92 Jean-Baptiste Isabey (1767-1855) was a noted painter; “Madame Oberlin” was Salomé-Madeleine the wife of the Alsatian pastor Jean-Frédéric Oberlin (1740-1826), an enthusiastic advocate of social and tehnological progress whose innovations includes silhouette miniatures, whose endeavors in that line included a famous depiction of his wife and children.
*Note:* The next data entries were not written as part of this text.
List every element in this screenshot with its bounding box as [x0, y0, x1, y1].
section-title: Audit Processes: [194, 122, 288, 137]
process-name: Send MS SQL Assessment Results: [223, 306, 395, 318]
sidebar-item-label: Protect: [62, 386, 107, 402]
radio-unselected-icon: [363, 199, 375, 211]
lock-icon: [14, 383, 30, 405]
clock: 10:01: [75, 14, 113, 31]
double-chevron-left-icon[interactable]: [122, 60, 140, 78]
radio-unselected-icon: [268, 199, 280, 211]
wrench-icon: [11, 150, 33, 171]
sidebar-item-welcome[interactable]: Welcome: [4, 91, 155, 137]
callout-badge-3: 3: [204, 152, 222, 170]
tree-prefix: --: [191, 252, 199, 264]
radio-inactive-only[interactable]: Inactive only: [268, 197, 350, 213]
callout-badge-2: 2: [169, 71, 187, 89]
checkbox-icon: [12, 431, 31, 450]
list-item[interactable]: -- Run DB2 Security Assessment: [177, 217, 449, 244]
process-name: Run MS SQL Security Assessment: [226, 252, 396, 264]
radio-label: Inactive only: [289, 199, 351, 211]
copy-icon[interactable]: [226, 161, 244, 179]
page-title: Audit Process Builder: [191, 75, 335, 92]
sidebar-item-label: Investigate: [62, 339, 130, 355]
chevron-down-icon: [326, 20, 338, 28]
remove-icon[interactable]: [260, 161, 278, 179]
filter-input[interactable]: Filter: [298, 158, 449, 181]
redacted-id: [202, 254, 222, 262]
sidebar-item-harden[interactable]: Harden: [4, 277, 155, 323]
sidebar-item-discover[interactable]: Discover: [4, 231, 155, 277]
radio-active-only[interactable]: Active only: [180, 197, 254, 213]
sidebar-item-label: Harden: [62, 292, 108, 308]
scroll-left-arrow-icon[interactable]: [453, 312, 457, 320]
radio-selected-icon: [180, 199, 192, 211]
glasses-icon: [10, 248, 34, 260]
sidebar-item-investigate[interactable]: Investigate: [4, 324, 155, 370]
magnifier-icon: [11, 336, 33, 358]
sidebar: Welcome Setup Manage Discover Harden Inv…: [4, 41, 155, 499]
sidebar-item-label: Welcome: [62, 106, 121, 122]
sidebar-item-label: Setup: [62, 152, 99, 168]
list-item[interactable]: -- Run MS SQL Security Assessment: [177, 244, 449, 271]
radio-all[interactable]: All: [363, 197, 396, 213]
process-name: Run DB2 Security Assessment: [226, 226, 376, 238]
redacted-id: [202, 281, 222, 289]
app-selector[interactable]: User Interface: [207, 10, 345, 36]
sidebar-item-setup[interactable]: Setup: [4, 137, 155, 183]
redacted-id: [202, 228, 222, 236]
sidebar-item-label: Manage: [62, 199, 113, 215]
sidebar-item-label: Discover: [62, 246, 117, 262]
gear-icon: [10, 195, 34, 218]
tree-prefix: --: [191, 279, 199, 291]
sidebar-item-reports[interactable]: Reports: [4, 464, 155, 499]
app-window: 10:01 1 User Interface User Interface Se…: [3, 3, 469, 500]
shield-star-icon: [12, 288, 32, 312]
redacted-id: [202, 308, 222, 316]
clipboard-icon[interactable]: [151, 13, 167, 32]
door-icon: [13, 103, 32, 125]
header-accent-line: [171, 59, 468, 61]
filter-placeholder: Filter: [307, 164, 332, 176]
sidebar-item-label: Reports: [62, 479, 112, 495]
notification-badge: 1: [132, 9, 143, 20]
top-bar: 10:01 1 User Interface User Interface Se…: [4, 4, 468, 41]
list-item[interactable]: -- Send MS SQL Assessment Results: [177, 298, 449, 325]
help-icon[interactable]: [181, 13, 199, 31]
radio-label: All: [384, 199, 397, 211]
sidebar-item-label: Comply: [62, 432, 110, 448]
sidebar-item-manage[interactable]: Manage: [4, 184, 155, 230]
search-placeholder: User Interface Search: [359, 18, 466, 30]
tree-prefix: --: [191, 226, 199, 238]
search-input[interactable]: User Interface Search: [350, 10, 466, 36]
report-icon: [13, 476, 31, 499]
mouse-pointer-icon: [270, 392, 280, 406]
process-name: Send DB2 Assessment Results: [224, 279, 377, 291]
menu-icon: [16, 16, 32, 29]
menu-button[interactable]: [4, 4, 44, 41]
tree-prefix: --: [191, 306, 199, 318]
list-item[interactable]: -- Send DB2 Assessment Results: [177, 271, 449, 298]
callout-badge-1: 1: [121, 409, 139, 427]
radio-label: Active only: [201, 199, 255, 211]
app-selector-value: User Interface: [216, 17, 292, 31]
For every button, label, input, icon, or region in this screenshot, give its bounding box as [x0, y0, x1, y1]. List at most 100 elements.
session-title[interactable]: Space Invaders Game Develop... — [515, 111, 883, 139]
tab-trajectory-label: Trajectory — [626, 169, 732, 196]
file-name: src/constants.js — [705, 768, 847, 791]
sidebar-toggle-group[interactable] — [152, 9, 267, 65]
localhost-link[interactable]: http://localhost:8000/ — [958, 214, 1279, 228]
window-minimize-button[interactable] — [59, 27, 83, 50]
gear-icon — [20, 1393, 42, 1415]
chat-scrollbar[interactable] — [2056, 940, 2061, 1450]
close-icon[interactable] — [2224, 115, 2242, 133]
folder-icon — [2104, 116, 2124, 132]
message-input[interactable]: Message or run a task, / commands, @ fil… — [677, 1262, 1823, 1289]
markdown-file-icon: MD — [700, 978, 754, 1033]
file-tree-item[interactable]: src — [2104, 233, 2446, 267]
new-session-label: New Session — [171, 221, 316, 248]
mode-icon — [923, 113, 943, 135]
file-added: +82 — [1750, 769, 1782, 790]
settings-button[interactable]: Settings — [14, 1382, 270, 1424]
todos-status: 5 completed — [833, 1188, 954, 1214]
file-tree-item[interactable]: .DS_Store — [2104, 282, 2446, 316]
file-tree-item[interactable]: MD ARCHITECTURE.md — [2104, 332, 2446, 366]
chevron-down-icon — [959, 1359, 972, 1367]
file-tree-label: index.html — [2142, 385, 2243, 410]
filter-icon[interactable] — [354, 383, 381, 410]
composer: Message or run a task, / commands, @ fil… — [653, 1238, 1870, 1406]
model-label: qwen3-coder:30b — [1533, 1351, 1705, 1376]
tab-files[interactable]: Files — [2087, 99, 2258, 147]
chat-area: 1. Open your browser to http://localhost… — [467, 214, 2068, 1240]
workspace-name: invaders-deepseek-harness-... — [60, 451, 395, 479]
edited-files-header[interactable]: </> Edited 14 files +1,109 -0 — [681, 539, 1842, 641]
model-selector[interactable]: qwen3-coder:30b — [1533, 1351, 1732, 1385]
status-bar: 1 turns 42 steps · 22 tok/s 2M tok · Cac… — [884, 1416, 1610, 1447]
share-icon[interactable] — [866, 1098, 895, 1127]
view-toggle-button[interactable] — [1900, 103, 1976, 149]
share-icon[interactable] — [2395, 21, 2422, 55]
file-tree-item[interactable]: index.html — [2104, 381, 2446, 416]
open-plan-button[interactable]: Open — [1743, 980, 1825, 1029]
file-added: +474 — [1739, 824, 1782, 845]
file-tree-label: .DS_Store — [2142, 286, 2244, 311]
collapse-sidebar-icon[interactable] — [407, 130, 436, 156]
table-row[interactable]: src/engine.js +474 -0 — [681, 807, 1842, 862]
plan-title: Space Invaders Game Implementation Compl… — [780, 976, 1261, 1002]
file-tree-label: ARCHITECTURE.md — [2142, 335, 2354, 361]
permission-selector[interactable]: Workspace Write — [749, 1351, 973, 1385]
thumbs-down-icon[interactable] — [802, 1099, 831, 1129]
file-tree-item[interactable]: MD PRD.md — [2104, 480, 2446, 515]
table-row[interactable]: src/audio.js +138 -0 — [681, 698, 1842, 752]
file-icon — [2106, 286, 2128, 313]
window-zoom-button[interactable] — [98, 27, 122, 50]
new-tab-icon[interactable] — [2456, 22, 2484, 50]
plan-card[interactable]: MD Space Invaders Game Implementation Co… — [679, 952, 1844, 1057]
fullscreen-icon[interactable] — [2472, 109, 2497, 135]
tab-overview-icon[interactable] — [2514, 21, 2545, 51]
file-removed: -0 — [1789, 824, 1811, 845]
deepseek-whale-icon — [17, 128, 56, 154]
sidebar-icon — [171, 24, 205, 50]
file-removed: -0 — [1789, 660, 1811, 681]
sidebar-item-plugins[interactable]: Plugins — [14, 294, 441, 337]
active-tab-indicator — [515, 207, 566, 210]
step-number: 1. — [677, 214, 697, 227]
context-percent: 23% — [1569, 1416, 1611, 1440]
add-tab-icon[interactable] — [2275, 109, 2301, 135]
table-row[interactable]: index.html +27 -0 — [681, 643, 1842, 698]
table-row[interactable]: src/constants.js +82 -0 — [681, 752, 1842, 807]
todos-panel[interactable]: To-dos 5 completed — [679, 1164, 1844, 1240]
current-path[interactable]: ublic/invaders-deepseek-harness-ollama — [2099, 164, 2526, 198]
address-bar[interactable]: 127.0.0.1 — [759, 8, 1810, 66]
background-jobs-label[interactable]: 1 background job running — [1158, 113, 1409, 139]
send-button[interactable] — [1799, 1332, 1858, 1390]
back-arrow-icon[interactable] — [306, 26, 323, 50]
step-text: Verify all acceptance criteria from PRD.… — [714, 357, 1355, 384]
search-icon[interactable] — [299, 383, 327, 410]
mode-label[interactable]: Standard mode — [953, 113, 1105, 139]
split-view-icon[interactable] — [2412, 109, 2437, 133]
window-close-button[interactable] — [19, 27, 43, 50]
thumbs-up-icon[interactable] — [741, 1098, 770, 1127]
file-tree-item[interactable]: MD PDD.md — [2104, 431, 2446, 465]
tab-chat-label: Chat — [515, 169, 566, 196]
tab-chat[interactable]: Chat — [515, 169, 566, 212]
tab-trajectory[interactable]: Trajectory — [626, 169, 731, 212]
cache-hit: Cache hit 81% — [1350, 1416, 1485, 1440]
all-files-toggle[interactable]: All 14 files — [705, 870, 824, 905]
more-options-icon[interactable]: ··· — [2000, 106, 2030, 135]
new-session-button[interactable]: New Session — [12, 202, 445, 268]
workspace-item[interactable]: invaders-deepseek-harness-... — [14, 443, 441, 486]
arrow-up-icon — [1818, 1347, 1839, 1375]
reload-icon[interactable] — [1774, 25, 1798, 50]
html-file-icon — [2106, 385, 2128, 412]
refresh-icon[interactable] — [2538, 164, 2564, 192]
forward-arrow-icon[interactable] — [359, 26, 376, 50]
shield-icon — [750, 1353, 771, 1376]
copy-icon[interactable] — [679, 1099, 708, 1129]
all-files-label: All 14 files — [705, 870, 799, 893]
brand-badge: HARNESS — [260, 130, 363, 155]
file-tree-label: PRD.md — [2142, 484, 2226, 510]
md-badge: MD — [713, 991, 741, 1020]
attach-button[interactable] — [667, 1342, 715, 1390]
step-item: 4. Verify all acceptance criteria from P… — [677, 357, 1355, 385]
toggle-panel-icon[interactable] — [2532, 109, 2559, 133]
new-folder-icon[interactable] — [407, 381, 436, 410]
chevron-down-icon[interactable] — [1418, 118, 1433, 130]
93 Abel Niepce de Saint-Victor (1805-1870), the inventor of the photomechanical printing process known as heliogravure, was one of several people in Paris attempting to solve the problem of color photography when this story was written, and evidently seemed to Berthoud to be the one most likely to succeed. He had, in fact, already made his most significant discovery, having observed in 1857 that uranium salts produced a radiation capable of fogging photographic plates, but he could not persuade anyone—including Berthoud—to take the discovery seriously, and it had to be made all over again in 1895 by Wilhelm Röntgen
94 The suggestion that the Second Empire might last a thousand years is presumably not intended any more seriously than the suggestion that the American Civil War might go one for almost as long, although Berthoud had no way of anticipating its collapse within a mere five.
95 Victor Coste (1807-1873) published Instructions pratiques sue la pisciculture in two volumes in 1853 and 1856, and had some success in developing trout-farms and artificial oyster-beds.
96 “Madagascar monkeys” would now be known as lemurs. The black-fronted lemur’s allegedly less appetizing relative is better known as the ring-tailed lemur—that is presumably the species to which Mademoiselle Mine belonged.